How Is A Spinal Compression Fracture Treated?
Treatment for spinal compression fractures due to osteoporosis usually has two aspects: treating the fracture and treating the underlying osteoporosis.
Non-surgical treatments are often recommended for these spinal fractures. This includes pain medications and modifying the patient’s physical activity to try and allow the fracture to heal. A brace can help to support the back, preventing the person from bending forward, which removes pressure from the fractured vertebrae. These fractures can heal in about three months.
Treatment For Osteoporosis
Treating the osteoporosis has the goal of preventing future compression fractures. These treatments seek to help rebuild bone mass, or to at least stop the bone loss. Treatments include calcium and vitamin D supplements, bisphosphonates, and weight-bearing exercise.
This is a minimally invasive procedure where low-viscosity bone cement is injected directly into the collapsed vertebra under high pressure. The goal is to stabilize the fracture and relieve the associated pain.

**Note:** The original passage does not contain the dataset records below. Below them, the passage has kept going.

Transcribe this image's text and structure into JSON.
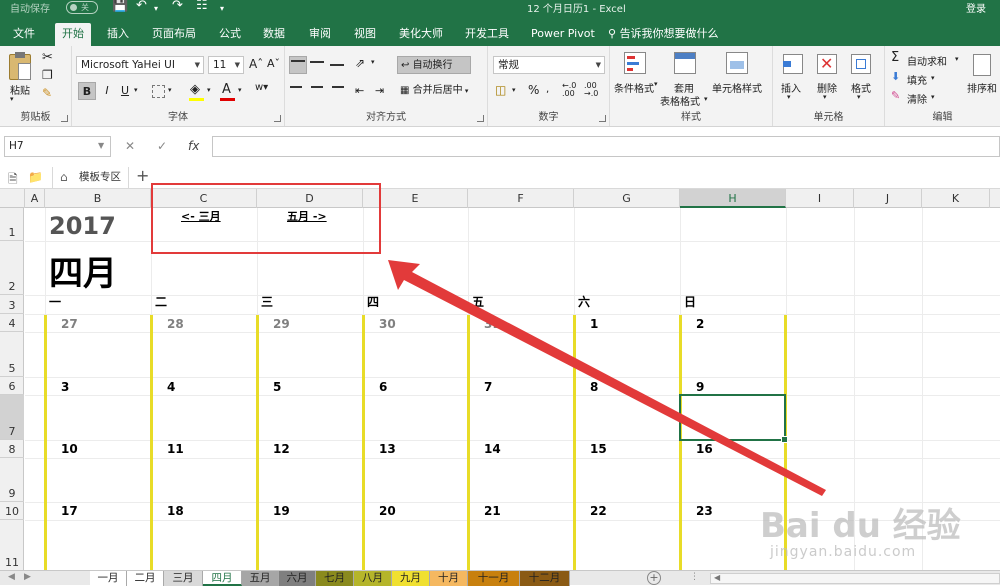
{
  "window": {
    "autosave_label": "自动保存",
    "autosave_state": "关",
    "document_title": "12 个月日历1  -  Excel",
    "login_label": "登录"
  },
  "menu_tabs": [
    {
      "label": "文件"
    },
    {
      "label": "开始"
    },
    {
      "label": "插入"
    },
    {
      "label": "页面布局"
    },
    {
      "label": "公式"
    },
    {
      "label": "数据"
    },
    {
      "label": "审阅"
    },
    {
      "label": "视图"
    },
    {
      "label": "美化大师"
    },
    {
      "label": "开发工具"
    },
    {
      "label": "Power Pivot"
    }
  ],
  "tell_me": "告诉我你想要做什么",
  "ribbon": {
    "clipboard": {
      "paste": "粘贴",
      "label": "剪贴板"
    },
    "font": {
      "name": "Microsoft YaHei UI",
      "size": "11",
      "label": "字体",
      "bold": "B",
      "italic": "I",
      "underline": "U"
    },
    "alignment": {
      "wrap_text": "自动换行",
      "merge_center": "合并后居中",
      "label": "对齐方式"
    },
    "number": {
      "format": "常规",
      "percent": "%",
      "label": "数字"
    },
    "styles": {
      "conditional": "条件格式",
      "table_line1": "套用",
      "table_line2": "表格格式",
      "cell_styles": "单元格样式",
      "label": "样式"
    },
    "cells": {
      "insert": "插入",
      "delete": "删除",
      "format": "格式",
      "label": "单元格"
    },
    "editing": {
      "autosum": "自动求和",
      "fill": "填充",
      "clear": "清除",
      "sort": "排序和",
      "label": "编辑"
    }
  },
  "formula_bar": {
    "name_box": "H7",
    "cancel": "✕",
    "enter": "✓",
    "fx": "fx"
  },
  "workbook_tab": "模板专区",
  "columns": [
    "A",
    "B",
    "C",
    "D",
    "E",
    "F",
    "G",
    "H",
    "I",
    "J",
    "K"
  ],
  "rows": [
    "1",
    "2",
    "3",
    "4",
    "5",
    "6",
    "7",
    "8",
    "9",
    "10",
    "11"
  ],
  "calendar": {
    "year": "2017",
    "month": "四月",
    "prev_link": "<- 三月",
    "next_link": "五月 ->",
    "weekdays": [
      "一",
      "二",
      "三",
      "四",
      "五",
      "六",
      "日"
    ],
    "weeks": [
      [
        {
          "d": "27",
          "dim": true
        },
        {
          "d": "28",
          "dim": true
        },
        {
          "d": "29",
          "dim": true
        },
        {
          "d": "30",
          "dim": true
        },
        {
          "d": "31",
          "dim": true
        },
        {
          "d": "1",
          "dim": false
        },
        {
          "d": "2",
          "dim": false
        }
      ],
      [
        {
          "d": "3"
        },
        {
          "d": "4"
        },
        {
          "d": "5"
        },
        {
          "d": "6"
        },
        {
          "d": "7"
        },
        {
          "d": "8"
        },
        {
          "d": "9"
        }
      ],
      [
        {
          "d": "10"
        },
        {
          "d": "11"
        },
        {
          "d": "12"
        },
        {
          "d": "13"
        },
        {
          "d": "14"
        },
        {
          "d": "15"
        },
        {
          "d": "16"
        }
      ],
      [
        {
          "d": "17"
        },
        {
          "d": "18"
        },
        {
          "d": "19"
        },
        {
          "d": "20"
        },
        {
          "d": "21"
        },
        {
          "d": "22"
        },
        {
          "d": "23"
        }
      ]
    ]
  },
  "sheets": [
    {
      "label": "一月",
      "color": "#ffffff"
    },
    {
      "label": "二月",
      "color": "#ffffff"
    },
    {
      "label": "三月",
      "color": "#d9d9d9"
    },
    {
      "label": "四月",
      "color": "#ffffff",
      "active": true
    },
    {
      "label": "五月",
      "color": "#a6a6a6"
    },
    {
      "label": "六月",
      "color": "#7f7f7f"
    },
    {
      "label": "七月",
      "color": "#8a8a1e"
    },
    {
      "label": "八月",
      "color": "#b5b52a"
    },
    {
      "label": "九月",
      "color": "#f0e030"
    },
    {
      "label": "十月",
      "color": "#f5b860"
    },
    {
      "label": "十一月",
      "color": "#c8800e"
    },
    {
      "label": "十二月",
      "color": "#8a5a14"
    }
  ],
  "watermark": {
    "logo": "Bai du 经验",
    "url": "jingyan.baidu.com"
  },
  "colors": {
    "excel_green": "#217346",
    "annotation_red": "#e23a3a",
    "calendar_yellow": "#e8dc28"
  }
}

This is similar to vertebroplasty, except that a balloon is first inserted into the vertebral body and is inflated. This raises the collapsed vertebra back up to its former height, creating a cavity into which Dr. Turner can then inject the bone cement under lower pressure.
This fills the cavity and returns strength to the vertebra. The procedure may be repeated on the other side of the vertebra to ensure the cavity is evenly filled. The goal with kyphoplasty is to regain height in the collapsed vertebra.
What Is The Recovery Process From A Spinal Compression Fracture?
When non-surgical approaches are used, the patient’s pain is managed with medication and physical activity is limited to allow the fracture to heal. This takes about three months.
In kyphoplasty and vertebroplasty, the bone cement fully hardens in as little as five minutes. Patients can return home the same day. Pain relief is usually immediate. At home, patients can return to their normal daily activities quickly.
Strenuous exertion, especially heavy lifting, needs to be avoided for six weeks. Otherwise, patients can return to most normal activities and easier forms of exercise after just a couple days. A physical therapist will likely be involved and will show you exercises to help you recover. These will also help with the weight-bearing exercise needed to strengthen bones weakened by osteoporosis.